Former Judge of the Supreme Court, Justice Séamus Henchy has died aged 91.
The Judge, whose many rulings helped shape constitutional law in Ireland, passed away yesterday and is survived by his wife Averil.
Born in December 1917 in Clare, Henchy studied at University College Galway and University College Dublin before being called to the Bar in 1943. He was Professor of Roman Law, Jurisprudence, and Legal History in UCD from 1948 to 1962 before being appointed a High Court judge.
Ten years later he was called to the Supreme Court where he served until 1988. He was also chairman of the Mental Illness Commission in the 1960s and served five years as first chairman of the Independent Radio and Television Commission from 1988.

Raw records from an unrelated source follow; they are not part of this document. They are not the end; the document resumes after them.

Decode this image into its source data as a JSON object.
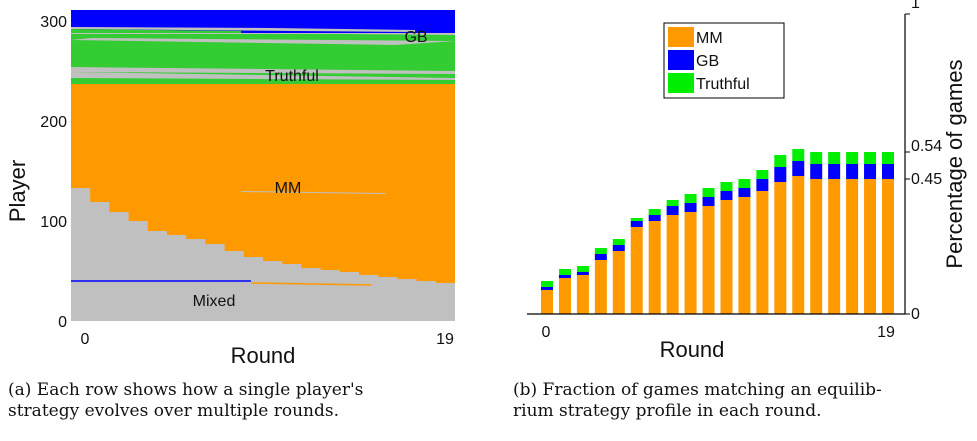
{
  "captions": {
    "a_line1": "(a) Each row shows how a single player's",
    "a_line2": "strategy evolves over multiple rounds.",
    "b_line1": "(b) Fraction of games matching an equilib-",
    "b_line2": "rium strategy profile in each round."
  },
  "colors": {
    "MM": "#ff9900",
    "GB": "#0000ff",
    "Truthful": "#00ee00",
    "Mixed": "#c0c0c0",
    "TruthfulDark": "#33cc33"
  },
  "chart_data": [
    {
      "id": "a",
      "type": "area",
      "xlabel": "Round",
      "ylabel": "Player",
      "x_ticks": [
        "0",
        "19"
      ],
      "y_ticks": [
        "0",
        "100",
        "200",
        "300"
      ],
      "xlim": [
        0,
        19
      ],
      "ylim": [
        0,
        300
      ],
      "region_labels": [
        "GB",
        "Truthful",
        "MM",
        "Mixed"
      ],
      "mm_lower_boundary": [
        133,
        119,
        109,
        100,
        90,
        86,
        82,
        77,
        70,
        64,
        60,
        57,
        53,
        51,
        49,
        46,
        44,
        42,
        40,
        38
      ],
      "boundaries": {
        "mixed_bottom_band_top": 38,
        "mm_top": 237,
        "truthful_top": 287,
        "gb_bottom": 288,
        "gb_top": 311
      }
    },
    {
      "id": "b",
      "type": "bar",
      "xlabel": "Round",
      "ylabel": "Percentage of games",
      "x_ticks": [
        "0",
        "19"
      ],
      "y_ticks": [
        "0",
        "0.45",
        "0.54",
        "1"
      ],
      "ylim": [
        0,
        1
      ],
      "legend": [
        "MM",
        "GB",
        "Truthful"
      ],
      "legend_position": "top-left",
      "x": [
        0,
        1,
        2,
        3,
        4,
        5,
        6,
        7,
        8,
        9,
        10,
        11,
        12,
        13,
        14,
        15,
        16,
        17,
        18,
        19
      ],
      "series": [
        {
          "name": "MM",
          "values": [
            0.08,
            0.12,
            0.13,
            0.18,
            0.21,
            0.29,
            0.31,
            0.33,
            0.34,
            0.36,
            0.38,
            0.39,
            0.41,
            0.44,
            0.46,
            0.45,
            0.45,
            0.45,
            0.45,
            0.45
          ]
        },
        {
          "name": "GB",
          "values": [
            0.01,
            0.01,
            0.01,
            0.02,
            0.02,
            0.02,
            0.02,
            0.03,
            0.03,
            0.03,
            0.03,
            0.03,
            0.04,
            0.05,
            0.05,
            0.05,
            0.05,
            0.05,
            0.05,
            0.05
          ]
        },
        {
          "name": "Truthful",
          "values": [
            0.02,
            0.02,
            0.02,
            0.02,
            0.02,
            0.01,
            0.02,
            0.02,
            0.03,
            0.03,
            0.03,
            0.03,
            0.03,
            0.04,
            0.04,
            0.04,
            0.04,
            0.04,
            0.04,
            0.04
          ]
        }
      ]
    }
  ]
}
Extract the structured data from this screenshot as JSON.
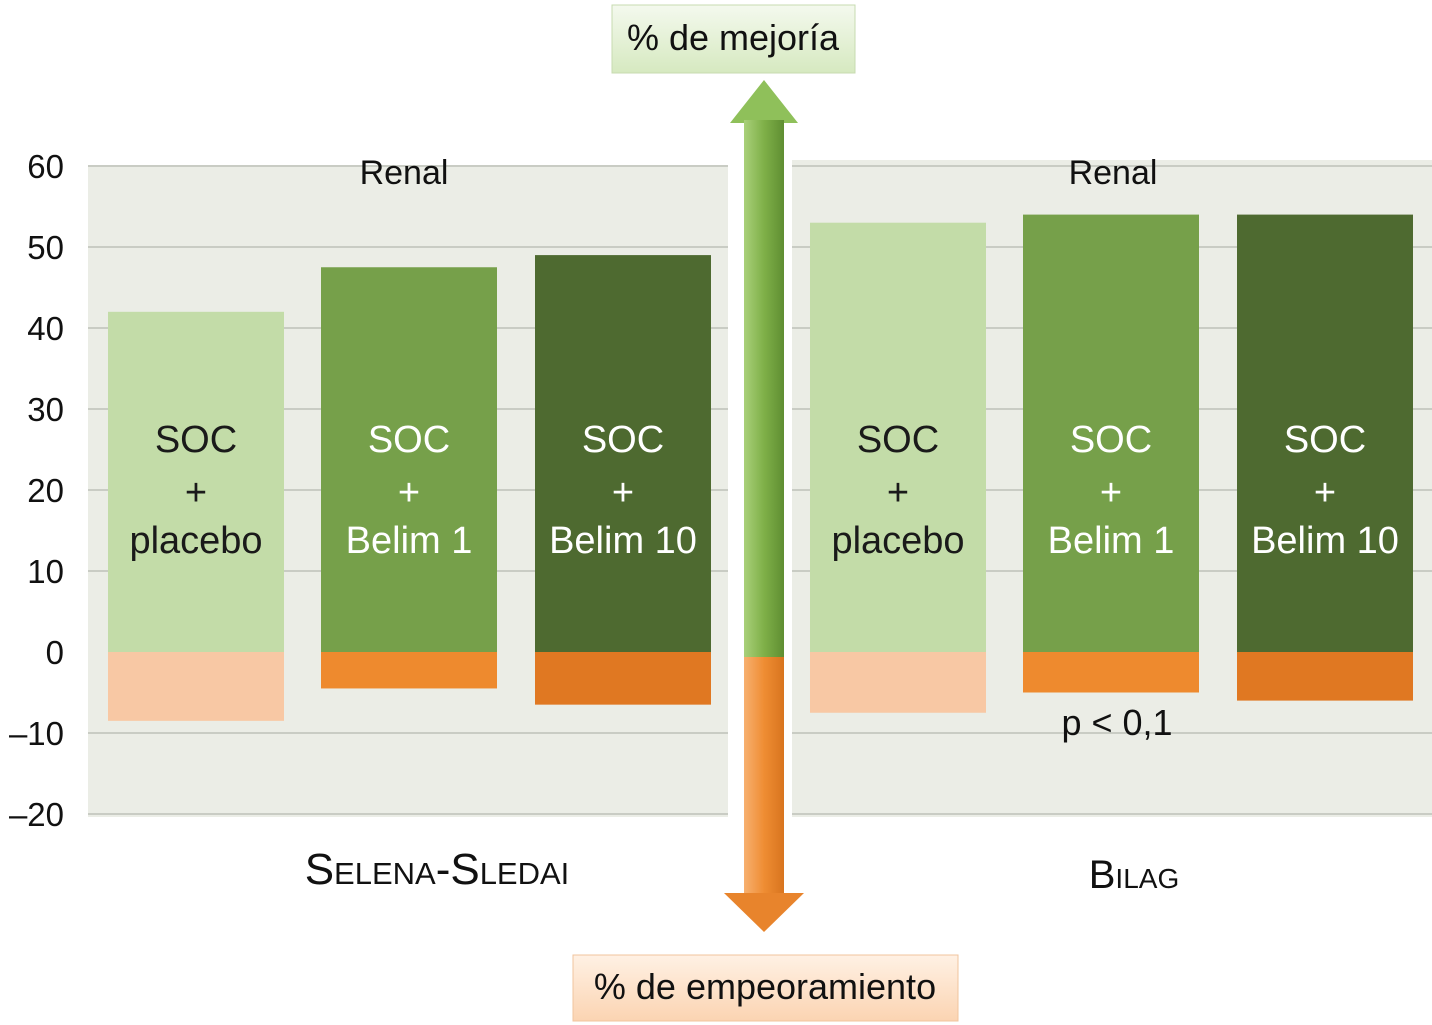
{
  "chart_data": [
    {
      "type": "bar",
      "title": "Renal",
      "xlabel": "Selena-Sledai",
      "ylim": [
        -20,
        60
      ],
      "yticks": [
        60,
        50,
        40,
        30,
        20,
        10,
        0,
        -10,
        -20
      ],
      "ytick_labels": [
        "60",
        "50",
        "40",
        "30",
        "20",
        "10",
        "0",
        "–10",
        "–20"
      ],
      "grid": true,
      "categories": [
        [
          "SOC",
          "+",
          "placebo"
        ],
        [
          "SOC",
          "+",
          "Belim 1"
        ],
        [
          "SOC",
          "+",
          "Belim 10"
        ]
      ],
      "series": [
        {
          "name": "% de mejoría",
          "values": [
            42,
            47.5,
            49
          ]
        },
        {
          "name": "% de empeoramiento",
          "values": [
            -8.5,
            -4.5,
            -6.5
          ]
        }
      ],
      "annotations": []
    },
    {
      "type": "bar",
      "title": "Renal",
      "xlabel": "Bilag",
      "ylim": [
        -20,
        60
      ],
      "grid": true,
      "categories": [
        [
          "SOC",
          "+",
          "placebo"
        ],
        [
          "SOC",
          "+",
          "Belim 1"
        ],
        [
          "SOC",
          "+",
          "Belim 10"
        ]
      ],
      "series": [
        {
          "name": "% de mejoría",
          "values": [
            53,
            54,
            54
          ]
        },
        {
          "name": "% de empeoramiento",
          "values": [
            -7.5,
            -5,
            -6
          ]
        }
      ],
      "annotations": [
        "p < 0,1"
      ]
    }
  ],
  "arrow": {
    "top_label": "% de mejoría",
    "bottom_label": "% de empeoramiento"
  },
  "colors": {
    "panel_bg": "#ebede6",
    "grid": "#c9ccc4",
    "improve": [
      "#c3dca8",
      "#76a04a",
      "#4e6a30"
    ],
    "worsen": [
      "#f8c8a4",
      "#ee8a2e",
      "#e07822"
    ],
    "bar_text": [
      "#1a1a1a",
      "#ffffff",
      "#ffffff"
    ],
    "arrow_green": "#8fc05a",
    "arrow_orange": "#ee8a30",
    "label_top_bg": "#e3f0d5",
    "label_bottom_bg": "#fde3cd"
  }
}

He was considered a leading light in the Supreme Court and is well known for his dissenting judgment in the Norris case in 1983. The majority of the Court upheld the laws criminalising homosexuality, but, in an eloquent and sensitive judgment, Henchy came down on the side of humanity.
He presided over the Arms Trial in 1970 and his inclusion in the judgment in the McGee case in 1973 ended the ban on the import of contraceptives when the court found the law was repugnant to the Constitution.
And in the Crotty Case, in 1987, Henchy's inclusion in the Supreme Court's majority judgment ensured that Irish people were allowed to vote on the Single European Act and all other EU treaties that followed.
Henchy's removal to St Patrick's Church, Monkstown will take place tomorrow and funeral mass will on Wednesday morning at 10am, with burial at Shanganagh Cemetery.